The House of Silk reads for most of its length like a homage. It's enormously involving and entertaining, and even funny in parts: Kindly Watson describes Scotland Yard's hapless Inspector Lestrade as having "the general demeanour of a rat who has been obliged to dress up for lunch at the Savoy."
But for large chunks of the novel, set in 1890, the reader wonders what the purpose of the new adventure is. It works just fine as a spirited Holmesian thriller, but could use more literary ambition. By the end, though, the novel shows itself to be something more. So enjoy the ride, and be assured it's going somewhere.
The House of Silk is presented as a Holmes story too disturbing for Watson to publish in his lifetime. Aging, and suffering from an old war wound, as a new "terrible and senseless war rages on the Continent," Watson plans to instruct that the tale be embargoed for 100 years. "It is impossible to imagine what the world will be like then . . . but perhaps future readers will be more inured to scandal and corruption than my own would have been."
A big challenge for Horowitz is juggling two separate inquiries with bewildering links to each other.

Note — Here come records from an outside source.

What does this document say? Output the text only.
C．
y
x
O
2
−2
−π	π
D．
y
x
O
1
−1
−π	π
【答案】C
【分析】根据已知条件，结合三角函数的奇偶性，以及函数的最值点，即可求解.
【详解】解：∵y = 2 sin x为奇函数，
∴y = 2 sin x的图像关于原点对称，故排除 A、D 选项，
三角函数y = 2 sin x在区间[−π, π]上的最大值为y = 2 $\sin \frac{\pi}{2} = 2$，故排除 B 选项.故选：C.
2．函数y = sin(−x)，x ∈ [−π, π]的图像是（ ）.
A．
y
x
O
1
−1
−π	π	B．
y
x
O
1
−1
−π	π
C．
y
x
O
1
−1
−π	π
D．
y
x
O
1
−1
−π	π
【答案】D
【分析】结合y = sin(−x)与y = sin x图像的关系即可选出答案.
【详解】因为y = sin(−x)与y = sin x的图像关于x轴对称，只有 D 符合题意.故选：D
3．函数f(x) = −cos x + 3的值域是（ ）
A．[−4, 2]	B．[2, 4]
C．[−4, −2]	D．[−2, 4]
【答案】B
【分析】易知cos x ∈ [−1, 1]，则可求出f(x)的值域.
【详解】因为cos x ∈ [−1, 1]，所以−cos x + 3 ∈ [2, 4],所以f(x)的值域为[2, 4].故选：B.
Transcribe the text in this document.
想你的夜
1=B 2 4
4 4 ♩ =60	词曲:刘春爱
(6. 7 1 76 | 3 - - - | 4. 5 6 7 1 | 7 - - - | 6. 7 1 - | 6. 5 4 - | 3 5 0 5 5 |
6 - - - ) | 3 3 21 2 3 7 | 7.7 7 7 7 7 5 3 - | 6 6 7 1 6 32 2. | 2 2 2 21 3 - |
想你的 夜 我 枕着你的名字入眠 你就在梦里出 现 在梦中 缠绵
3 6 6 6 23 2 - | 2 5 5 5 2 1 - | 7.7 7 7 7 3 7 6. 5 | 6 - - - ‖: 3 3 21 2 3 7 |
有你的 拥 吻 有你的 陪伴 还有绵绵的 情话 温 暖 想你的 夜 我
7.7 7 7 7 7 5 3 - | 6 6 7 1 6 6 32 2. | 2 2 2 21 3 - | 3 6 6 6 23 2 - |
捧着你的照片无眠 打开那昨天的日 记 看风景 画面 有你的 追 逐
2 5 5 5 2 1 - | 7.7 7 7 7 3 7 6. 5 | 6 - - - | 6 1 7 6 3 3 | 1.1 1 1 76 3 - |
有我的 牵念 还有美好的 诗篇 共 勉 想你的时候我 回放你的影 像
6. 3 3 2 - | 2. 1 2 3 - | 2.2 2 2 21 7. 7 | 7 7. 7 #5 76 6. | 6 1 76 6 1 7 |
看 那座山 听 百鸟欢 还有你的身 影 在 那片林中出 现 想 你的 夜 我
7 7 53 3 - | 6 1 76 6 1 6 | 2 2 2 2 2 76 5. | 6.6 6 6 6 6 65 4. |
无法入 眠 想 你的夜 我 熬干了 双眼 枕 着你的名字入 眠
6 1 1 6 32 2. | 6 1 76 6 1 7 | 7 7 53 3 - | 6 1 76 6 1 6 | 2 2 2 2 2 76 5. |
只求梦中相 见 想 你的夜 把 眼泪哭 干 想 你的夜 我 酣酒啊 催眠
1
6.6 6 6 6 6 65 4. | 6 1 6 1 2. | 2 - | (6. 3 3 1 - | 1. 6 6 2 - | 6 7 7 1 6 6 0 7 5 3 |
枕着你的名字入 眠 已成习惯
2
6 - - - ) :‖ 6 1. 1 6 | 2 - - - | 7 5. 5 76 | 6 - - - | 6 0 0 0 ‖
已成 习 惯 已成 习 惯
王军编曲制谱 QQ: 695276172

The first one begins when Edmund Carstairs, a fine-art dealer from Wimbledon who feels menaced by a man in a flat cap who he believes has followed him from America, engages Holmes to investigate. Carstairs had been the accidental victim of a train robbery in Massachusetts that led in the ensuing weeks to half a dozen killings.
The second inquiry begins when young Ross, one of the Baker Street Irregulars, is found beaten to death, his throat cut and a white silk ribbon knotted around his wrist.